Los cinco fueron trasladados en avión desde Bayona, donde estaban en prisión preventiva desde el pasado viernes, para continuar su detención provisional en la brigada antiterrorista de la capital. La Fiscalía Antiterrorista abrió una investigación por asociación de malhechores con fines terroristas e infracción a la legislación sobre la tenencia de armas y explosivos en banda organizada.

La prisión preventiva en Francia por este tipo de casos puede durar hasta 96 horas, por lo que no durará más allá del martes por la noche, antes de ser presentados ante un juez en vista de una eventual imputación. Dos de los detenidos, Berhocoirigoin y Etcheverry, habían firmado un comunicado junto con el presidente de honor de la Liga francesa de Derechos Humanos, Michel Tubiana, en el que aseguraban que iban a participar en una operación de destrucción de parte del arsenal de ETA.

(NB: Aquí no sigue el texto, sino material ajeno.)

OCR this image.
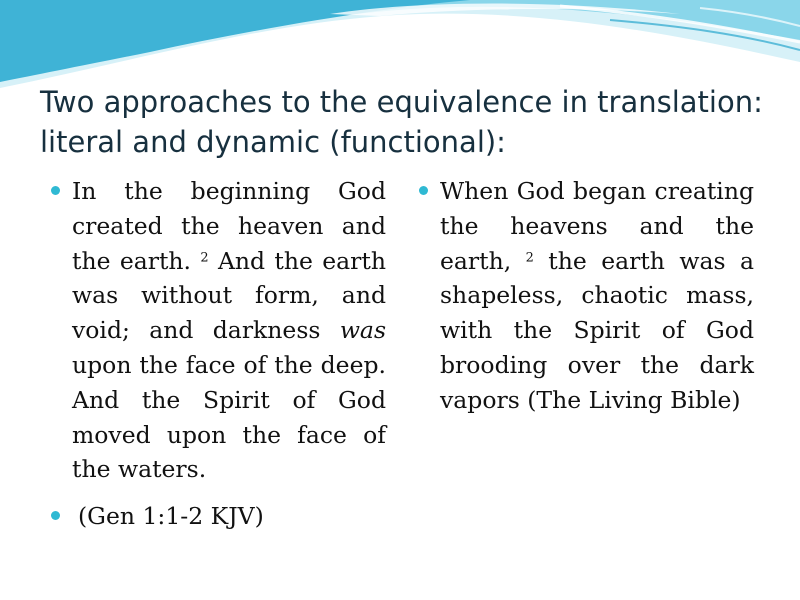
Two approaches to the equivalence in translation:
literal and dynamic (functional):

In the beginning God created the heaven and the earth. $^2$ And the earth was without form, and void; and darkness was upon the face of the deep. And the Spirit of God moved upon the face of the waters.

(Gen 1:1-2 KJV)

When God began creating the heavens and the earth, $^2$ the earth was a shapeless, chaotic mass, with the Spirit of God brooding over the dark vapors (The Living Bible)
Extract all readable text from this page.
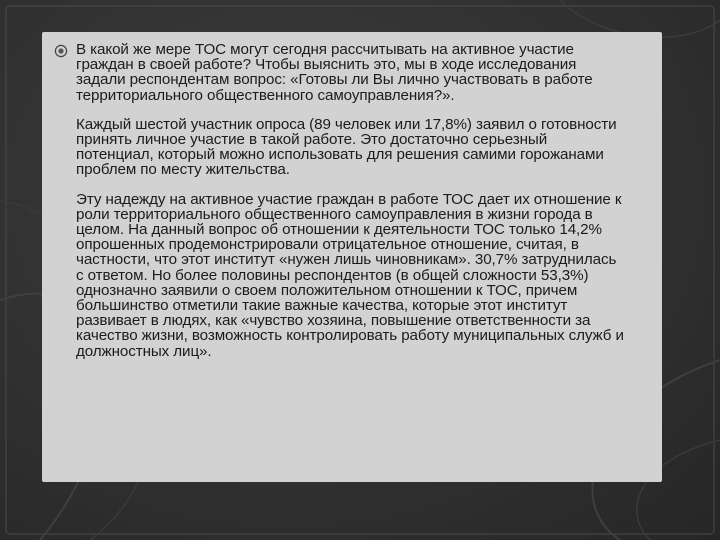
В какой же мере ТОС могут сегодня рассчитывать на активное участие граждан в своей работе? Чтобы выяснить это, мы в ходе исследования задали респондентам вопрос: «Готовы ли Вы лично участвовать в работе территориального общественного самоуправления?».

Каждый шестой участник опроса (89 человек или 17,8%) заявил о готовности принять личное участие в такой работе. Это достаточно серьезный потенциал, который можно использовать для решения самими горожанами проблем по месту жительства.

Эту надежду на активное участие граждан в работе ТОС дает их отношение к роли территориального общественного самоуправления в жизни города в целом. На данный вопрос об отношении к деятельности ТОС только 14,2% опрошенных продемонстрировали отрицательное отношение, считая, в частности, что этот институт «нужен лишь чиновникам». 30,7% затруднилась с ответом. Но более половины респондентов (в общей сложности 53,3%) однозначно заявили о своем положительном отношении к ТОС, причем большинство отметили такие важные качества, которые этот институт развивает в людях, как «чувство хозяина, повышение ответственности за качество жизни, возможность контролировать работу муниципальных служб и должностных лиц».
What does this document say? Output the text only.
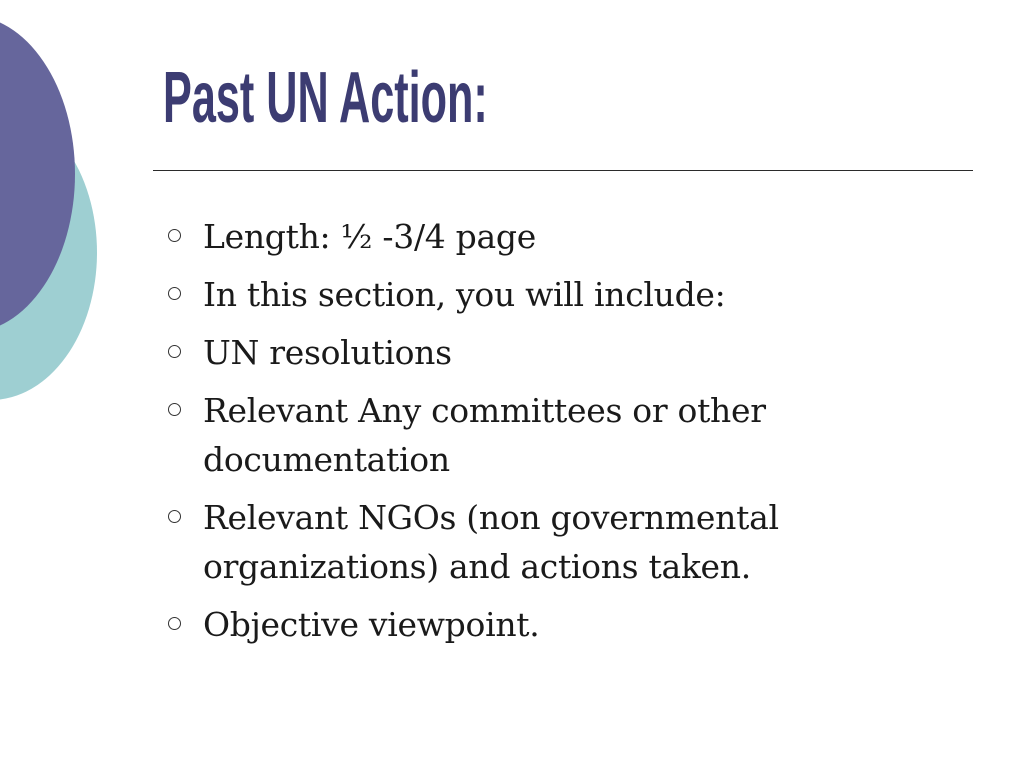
Past UN Action:
Length: ½ -3/4 page
In this section, you will include:
UN resolutions
Relevant Any committees or other documentation
Relevant NGOs (non governmental organizations) and actions taken.
Objective viewpoint.
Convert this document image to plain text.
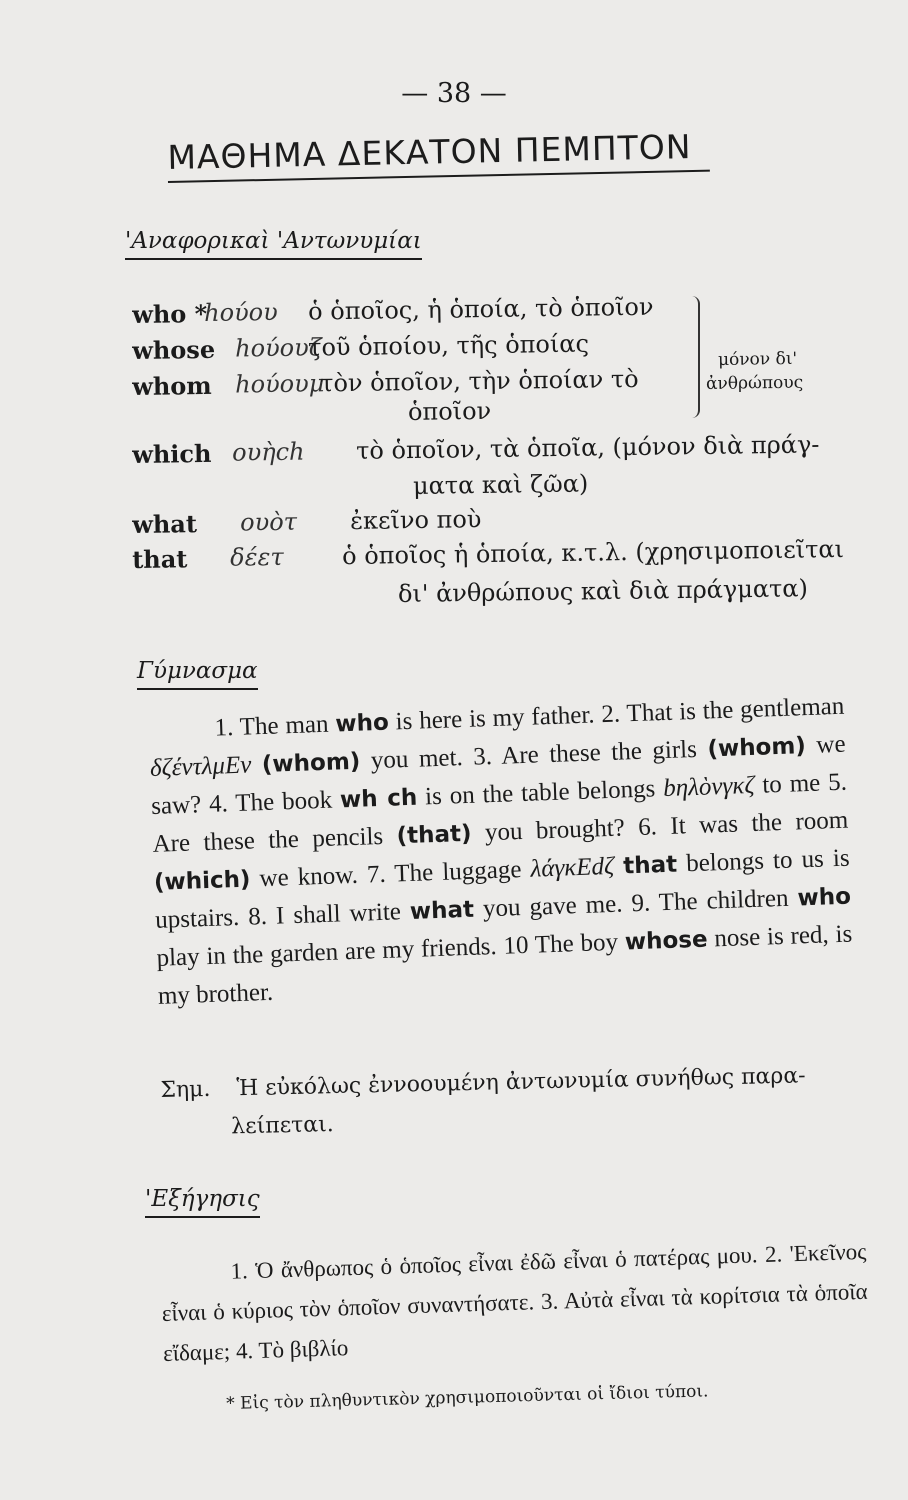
— 38 —
ΜΑΘΗΜΑ ΔΕΚΑΤΟΝ ΠΕΜΠΤΟΝ
'Αναφορικαὶ 'Αντωνυμίαι
who *
hούου ὁ ὁποῖος, ἡ ὁποία, τὸ ὁποῖον
whose hούουζ
τοῦ ὁποίου, τῆς ὁποίας
whom hούουμ
τὸν ὁποῖον, τὴν ὁποίαν τὸ
ὁποῖον
μόνον δι'
ἀνθρώπους
which ουὴch τὸ ὁποῖον, τὰ ὁποῖα, (μόνον διὰ πράγ-
ματα καὶ ζῶα)
what ουὸτ ἐκεῖνο ποὺ
that δέετ ὁ ὁποῖος ἡ ὁποία, κ.τ.λ. (χρησιμοποιεῖται
δι' ἀνθρώπους καὶ διὰ πράγματα)
Γύμνασμα
1. The man who is here is my father. 2. That is the gentleman δζέντλμΕν (whom) you met. 3. Are these the girls (whom) we saw? 4. The book wh ch is on the table belongs bηλὸνγκζ to me 5. Are these the pencils (that) you brought? 6. It was the room (which) we know. 7. The luggage λάγκΕdζ that belongs to us is upstairs. 8. I shall write what you gave me. 9. The children who play in the garden are my friends. 10 The boy whose nose is red, is my brother.
Σημ. Ἡ εὐκόλως ἐννοουμένη ἀντωνυμία συνήθως παρα-
λείπεται.
'Εξήγησις
1. Ὁ ἄνθρωπος ὁ ὁποῖος εἶναι ἐδῶ εἶναι ὁ πατέρας μου. 2. 'Εκεῖνος εἶναι ὁ κύριος τὸν ὁποῖον συναντήσατε. 3. Αὐτὰ εἶναι τὰ κορίτσια τὰ ὁποῖα εἴδαμε; 4. Τὸ βιβλίο
* Εἰς τὸν πληθυντικὸν χρησιμοποιοῦνται οἱ ἴδιοι τύποι.
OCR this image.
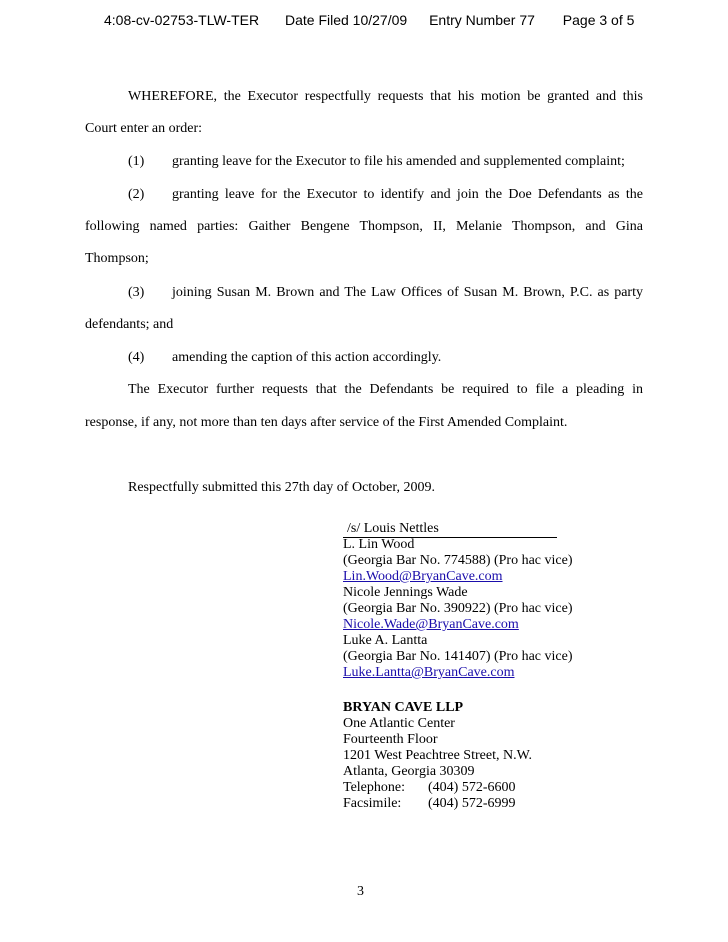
4:08-cv-02753-TLW-TER Date Filed 10/27/09 Entry Number 77 Page 3 of 5
WHEREFORE, the Executor respectfully requests that his motion be granted and this
Court enter an order:
(1) granting leave for the Executor to file his amended and supplemented complaint;
(2) granting leave for the Executor to identify and join the Doe Defendants as the
following named parties: Gaither Bengene Thompson, II, Melanie Thompson, and Gina
Thompson;
(3) joining Susan M. Brown and The Law Offices of Susan M. Brown, P.C. as party
defendants; and
(4) amending the caption of this action accordingly.
The Executor further requests that the Defendants be required to file a pleading in
response, if any, not more than ten days after service of the First Amended Complaint.
Respectfully submitted this 27th day of October, 2009.
/s/ Louis Nettles
L. Lin Wood
(Georgia Bar No. 774588) (Pro hac vice)
Lin.Wood@BryanCave.com
Nicole Jennings Wade
(Georgia Bar No. 390922) (Pro hac vice)
Nicole.Wade@BryanCave.com
Luke A. Lantta
(Georgia Bar No. 141407) (Pro hac vice)
Luke.Lantta@BryanCave.com
BRYAN CAVE LLP
One Atlantic Center
Fourteenth Floor
1201 West Peachtree Street, N.W.
Atlanta, Georgia 30309
Telephone: (404) 572-6600
Facsimile: (404) 572-6999
3
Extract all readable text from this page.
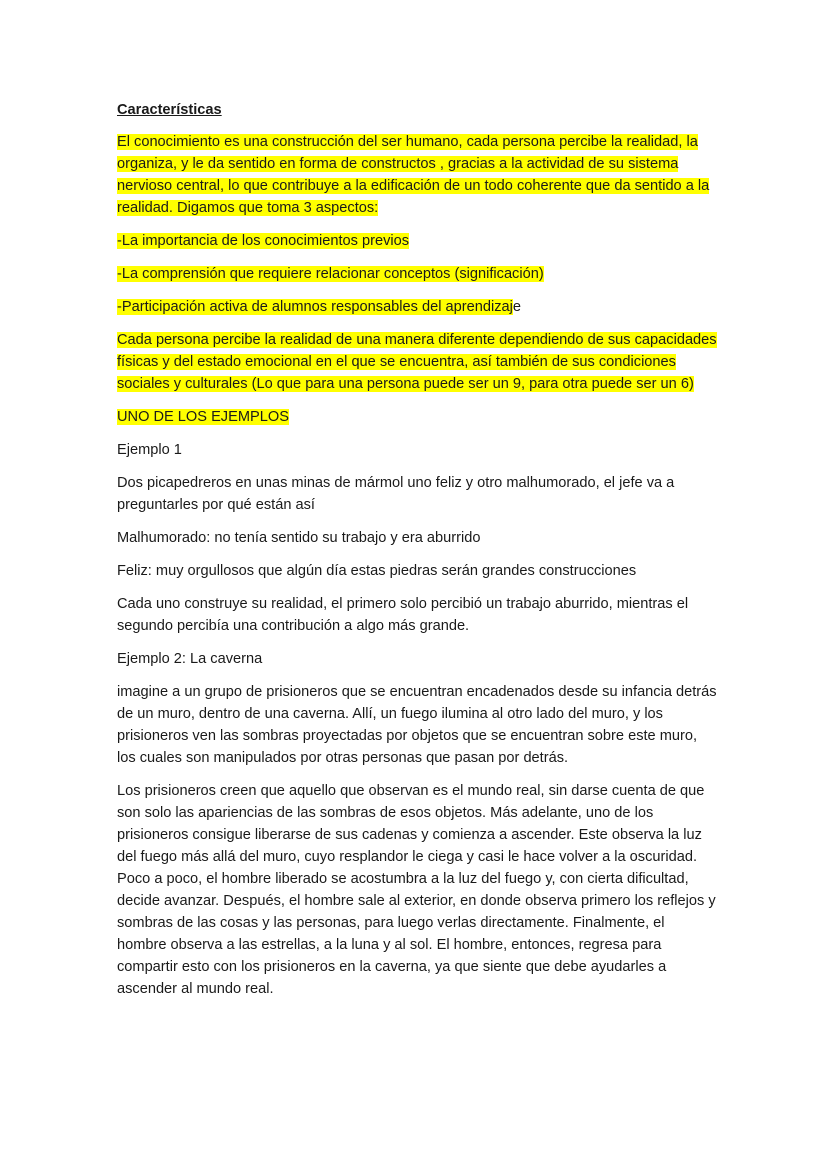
Características

El conocimiento es una construcción del ser humano, cada persona percibe la realidad, la organiza, y le da sentido en forma de constructos , gracias a la actividad de su sistema nervioso central, lo que contribuye a la edificación de un todo coherente que da sentido a la realidad. Digamos que toma 3 aspectos:

-La importancia de los conocimientos previos

-La comprensión que requiere relacionar conceptos (significación)

-Participación activa de alumnos responsables del aprendizaje

Cada persona percibe la realidad de una manera diferente dependiendo de sus capacidades físicas y del estado emocional en el que se encuentra, así también de sus condiciones sociales y culturales (Lo que para una persona puede ser un 9, para otra puede ser un 6)

UNO DE LOS EJEMPLOS

Ejemplo 1

Dos picapedreros en unas minas de mármol uno feliz y otro malhumorado, el jefe va a preguntarles por qué están así

Malhumorado: no tenía sentido su trabajo y era aburrido

Feliz: muy orgullosos que algún día estas piedras serán grandes construcciones

Cada uno construye su realidad, el primero solo percibió un trabajo aburrido, mientras el segundo percibía una contribución a algo más grande.

Ejemplo 2: La caverna

imagine a un grupo de prisioneros que se encuentran encadenados desde su infancia detrás de un muro, dentro de una caverna. Allí, un fuego ilumina al otro lado del muro, y los prisioneros ven las sombras proyectadas por objetos que se encuentran sobre este muro, los cuales son manipulados por otras personas que pasan por detrás.

Los prisioneros creen que aquello que observan es el mundo real, sin darse cuenta de que son solo las apariencias de las sombras de esos objetos. Más adelante, uno de los prisioneros consigue liberarse de sus cadenas y comienza a ascender. Este observa la luz del fuego más allá del muro, cuyo resplandor le ciega y casi le hace volver a la oscuridad. Poco a poco, el hombre liberado se acostumbra a la luz del fuego y, con cierta dificultad, decide avanzar. Después, el hombre sale al exterior, en donde observa primero los reflejos y sombras de las cosas y las personas, para luego verlas directamente. Finalmente, el hombre observa a las estrellas, a la luna y al sol. El hombre, entonces, regresa para compartir esto con los prisioneros en la caverna, ya que siente que debe ayudarles a ascender al mundo real.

Según estos, se trataba de una operación controlada para impulsar el desarme de la banda y, al final, las armas -supuestamente el 15 % del arsenal que aún tiene la banda- iban a ser entregadas al Estado francés. Tubiana acusó a París y Madrid de haber interferido en la operación con la voluntad de alejar el desarme organizado de ETA.

El ministro francés del Interior, Bruno Le Roux, por su parte, aseguró que "nadie" es legítimo para destruir armas de ETA, sobre todo porque pueden constituir pruebas para la resolución de "actos graves, incluso atentados". Por otro lado, las fuentes indicaron que el inventario del depósito de armas ha terminado, aunque continúa el análisis científico de las mismas.

La policía encontró en el caserío dos granadas, 29 armas cortas, 9 fusiles de asalto, 12 metralletas, más de 3.000 municiones, gran cantidad de explosivos, material para fabricarlos, detonadores y temporizadores.